Well, it’s actually pretty simple. A pinch of it comes down to defense — Aparicio rates a bit better as a defender even though both are all-time great defenders. A pinch of it comes down to offense — even though the Vizquel’s numbers look a bit better, he played in such a different time he actually was more below average than Aparicio.
But, really, the main difference comes down to baserunning. They both were subpar hitters. They were both fantastic defensive shortstops. But Aparicio rates as a sensational baserunner, one of the greatest of all time. This probably doesn’t come as a surprise; Aparicio led the league in stolen bases his first nine seasons. Baseball References credits him for 91 runs above average as a baserunner and 17 runs above average for avoiding double plays. Really, really strong.
Vizquel for his career was one run BELOW average as a baserunner, even with all those stolen bases (he was caught A LOT) and nine runs above average for his double play avoidance. That’s a 100-run difference, Basically, that’s enough of a difference to create the 10-win gap between the two players.
Fangraphs figures things differently but comes to more or less the same conclusion: Aparicio at 49.1 WAR, Vizquel at 42.6 WAR, with the sizable difference being their baserunning value.
So, it might not be fair to say that Vizquel is as good a player as Aparicio. I don’t think Vizquel was quite a good player as Aparicio.
But let’s go to the second part of this: What is Vizquel IS as good? I love player comparisons. I do. But in the end, I think that even if you think Vizquel was every bit as good as Aparicio that does not mean that he belongs in the Hall of Fame. Not. At. All.
See: Luis Aparicio was just the second player from Venezuela to become an everyday player in the big leagues (after Chico Carrrasquel, who debuted six years earlier). He was the first great Major Leaguer from Venezuela and a great hero to his country. He was a pioneer as well as a star. He was a daring baserunner at a time when almost nobody else in the American League played that way (he led the league with 21 stolen bases as a rookie). He was not only a great defensive shortstop but a genius at the position, a maestro, a groundbreaker. Mark Belanger, who has his own case as the greatest defensive shortstop, used to study Aparicio, watch his every move. Aparicio was so admired around the game by players and writers and everybody that he almost won an MVP award in 1959 even though he hit .257 with no power. Ten different seasons he got an MVP vote. And everybody knew he couldn’t hit.

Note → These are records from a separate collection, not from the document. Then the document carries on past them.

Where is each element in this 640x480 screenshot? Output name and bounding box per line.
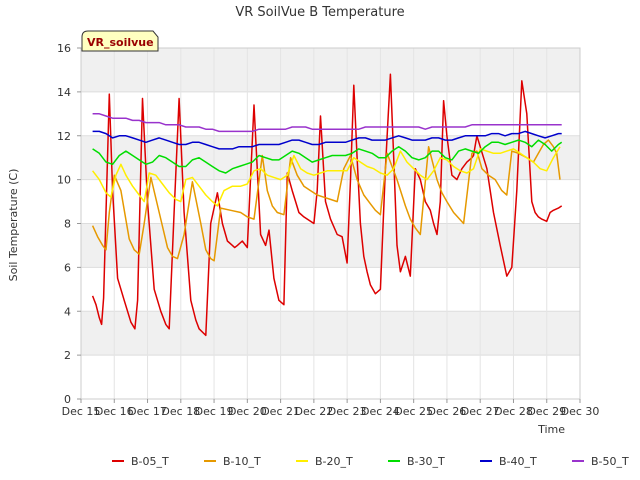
x-tick-label: Dec 15 — [62, 405, 101, 418]
y-tick-label: 2 — [64, 349, 71, 362]
y-tick-label: 14 — [57, 86, 71, 99]
x-tick-label: Dec 20 — [228, 405, 267, 418]
x-axis-label: Time — [537, 423, 565, 436]
x-tick-label: Dec 21 — [261, 405, 300, 418]
site-label-background — [81, 30, 159, 52]
legend-label: B-05_T — [131, 455, 169, 468]
series-line-b-10-t — [91, 139, 561, 262]
y-tick-label: 0 — [64, 393, 71, 406]
series-line-b-50-t — [92, 113, 562, 133]
legend-label: B-50_T — [591, 455, 629, 468]
y-tick-label: 10 — [57, 174, 71, 187]
x-tick-label: Dec 23 — [328, 405, 367, 418]
site-label: VR_soilvue — [87, 36, 154, 49]
legend: B-05_T B-10_T B-20_T B-30_T B-40_T B-50_T — [112, 455, 629, 468]
y-tick-label: 16 — [57, 42, 71, 55]
legend-label: B-40_T — [499, 455, 537, 468]
legend-label: B-20_T — [315, 455, 353, 468]
x-tick-label: Dec 26 — [428, 405, 467, 418]
x-tick-label: Dec 28 — [494, 405, 533, 418]
plot-band — [81, 48, 580, 92]
site-label-box: VR_soilvue — [81, 30, 159, 52]
x-tick-label: Dec 18 — [161, 405, 200, 418]
x-tick-label: Dec 27 — [461, 405, 500, 418]
y-axis-label: Soil Temperature (C) — [7, 169, 20, 282]
x-tick-label: Dec 16 — [95, 405, 134, 418]
y-tick-label: 12 — [57, 130, 71, 143]
y-tick-label: 8 — [64, 218, 71, 231]
x-tick-label: Dec 30 — [561, 405, 600, 418]
legend-label: B-30_T — [407, 455, 445, 468]
x-tick-label: Dec 29 — [527, 405, 566, 418]
y-tick-label: 4 — [64, 305, 71, 318]
x-tick-label: Dec 24 — [361, 405, 400, 418]
plot-bands — [81, 48, 580, 356]
x-tick-label: Dec 25 — [394, 405, 433, 418]
legend-label: B-10_T — [223, 455, 261, 468]
series-lines — [91, 73, 563, 337]
x-tick-label: Dec 22 — [294, 405, 333, 418]
plot-band — [81, 223, 580, 268]
y-axis-ticks: 0 2 4 6 8 10 12 14 16 — [57, 42, 81, 406]
series-line-b-40-t — [92, 130, 562, 150]
plot-band — [81, 311, 580, 356]
series-line-b-20-t — [92, 146, 561, 207]
x-tick-label: Dec 17 — [128, 405, 167, 418]
chart-title: VR SoilVue B Temperature — [235, 5, 404, 20]
y-tick-label: 6 — [64, 261, 71, 274]
series-line-b-05-t — [91, 73, 563, 337]
x-tick-label: Dec 19 — [195, 405, 234, 418]
series-line-b-30-t — [92, 139, 563, 174]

Vizquel got one eighth place MVP vote in his entire career.
The point is, Luis Aparicio is in the Hall of Fame because of what Luis Aparicio did. He didn’t create a “no-hit, good-field” shortstop route into the Hall. He created a Luis Aparicio route to the Hall of Fame. All of his talents, all of his flaws, his background, his style, his boldness as a player, the way he carried himself, the things teammates and opponents said about him, all of this is what convinced 84.6% of the voters to say, yes, this guy’s a Hall of Famer.

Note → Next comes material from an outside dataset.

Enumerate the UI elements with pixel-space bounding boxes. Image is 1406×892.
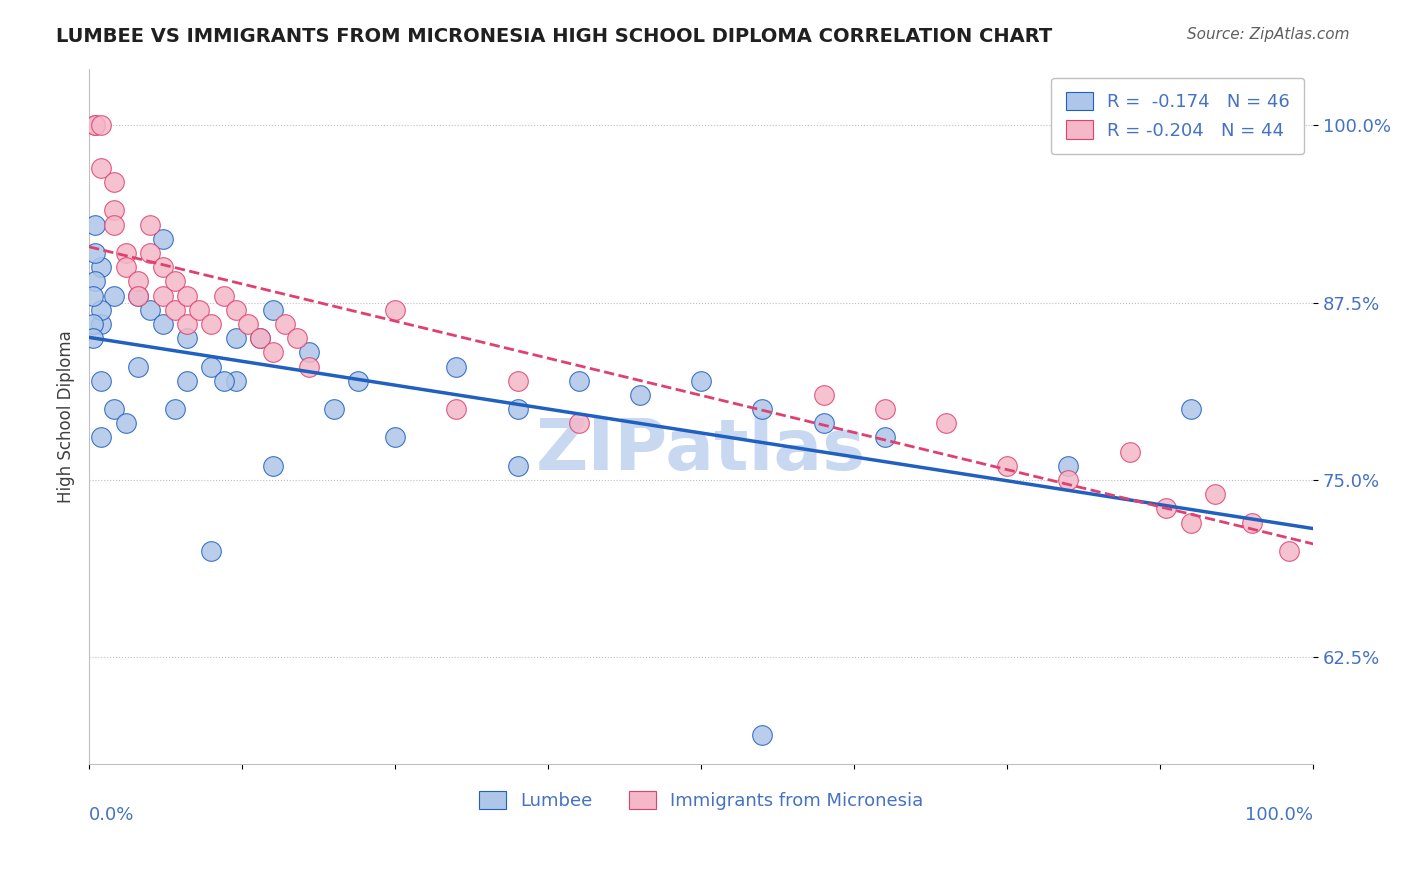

Vizquel walks his own path. I’ll repeat this again: You will not find a bigger fan of Jay Jaffe’s JAWS system than me (and I am including Jay’s wife Emma in this). You will not see me slow down with the Hall of Fame comparisons because they are fun and they can be illuminating. But I take it too far. I think a lot of us take it too far. How Omar Vizquel compares to Aparicio, Rabbit Maranville and Phil Rizutto (or for that matter Barry Larkin, Cal Ripken and Honus Wagner) will not define his Hall of Fame case. Was he a transformational player? Did he fundamentally change baseball? Was he the best player in the game? Close? Was he the player you would build a championship team around? Was he so unique that he inspired others to play like him? Was there a singular thrill in watching this player play? Were there things he did that nobody else could do?
And so on. Maybe we should try to come up with a new “Keltner List” — those questions Bill James came up with to think about a player’s case for the Hall of Fame. Because: Why do we have a Hall of Fame? To remember. And what is worth remembering? That’s the most important question, really.